The fix had three parts. A literal JSON schema in the prompt with enum-style type values. A retry wrapper with backoff, capped tightly enough that one flaky file can't stall a whole repo's analysis. And treating the response as untrusted input on the way back: parse, validate, fall back gracefully. The same care I'd give a third-party REST API.

The lesson, learned halfway through and not at the start: an LLM call is an API. Treat it like one.

Other things that fought back

Neo4j wants string IDs because the graph is shaped by file paths. Postgres wants UUIDs because rows move and paths rename. Reconciling the two is a small thing that surfaces in every feature touching both stores, and there's no clean answer. It's a tax I pay on every query that crosses them.

Storage was the other place I had to course-correct. Early on I'd mirrored every file's content into Postgres so the inspector had something to render. The database grew fast, the data went stale the moment anyone pushed to GitHub, and GitHub already serves raw file content for free. The inspector now fetches from raw.githubusercontent.com on demand, and Postgres only keeps what's worth keeping: metadata, summaries, annotations.

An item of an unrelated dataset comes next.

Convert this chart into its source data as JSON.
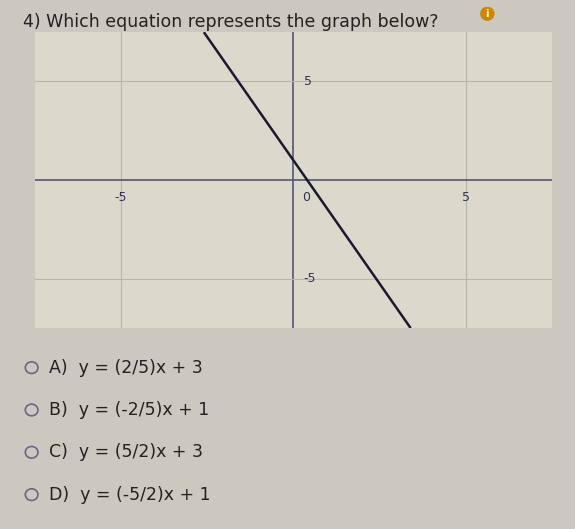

Then there's the long-running-job problem. Analyses take minutes for a real repo, and the first version of the UI just froze and offered no feedback. WebSockets would have been nicer in theory; in practice an AnalysisJob row with status and progress columns plus a polling hook every couple of seconds is unkillable, debuggable with curl, and good enough.

Ingestion at scale was the related problem. The first version walked the repo serially, which had the UI sitting on a spinner for minutes on a real-sized codebase. Now Octokit pulls files in parallel and the analyser streams partial graphs to the client as they come back rather than waiting for the whole repo to finish. A 250-file codebase lands in under a minute, and the graph fills in as the parser works through it.

Where it is now

Cograph started life as my final-year dissertation project at Staffordshire and kept going past the brief. It's open source and a little bit unfinished, in the way tools-for-yourself usually are. The next thing on the list is a "diff" mode that shows how the graph changes between two commits, which feels like the missing piece for using it on someone else's codebase. The thing after that is figuring out where this lives, if it lives anywhere at all.

What didn't work

errata

#1
Organisations and Projects as wrapper layers. I built the Org → Project → Repository hierarchy because it's the shape every team product has, and the shape my hands reached for. Five months in, every analysis still ran against a single repository, and the only thing the abstraction was protecting was itself. The pivot landed on a Saturday: organisations and projects gone, repositories promoted to top-level objects.
#2
TypeDoc for API documentation. It went in early and quietly stopped earning its keep. The generated docs were a flat soup of files; nothing in them surfaced that the API was a NestJS app made of modules, providers, GraphQL types, and a dependency graph of its own. Compodoc understands all of that out of the box. Lesson: pick documentation tooling that understands your framework, not the most generic option.
#3
Mirroring all source files into Postgres. The first version copied every file's content into the database so the inspector had something to render. The DB grew fast, the data went stale the moment anyone pushed, and GitHub already serves raw file content. The inspector now fetches from raw.githubusercontent.com on demand, and Postgres only stores what's worth storing: metadata, summaries, annotations.
#4
Letting the LLM write summaries from raw source. First pass let Claude loose on entire files, with predictably mixed results: confident and frequently wrong. The agent loop now sees the structured output from the analysis step first and is constrained to comment only on entities the analysis already proved exist. The hallucinations dropped to a tolerable rate; the rest is human review through the annotations editor.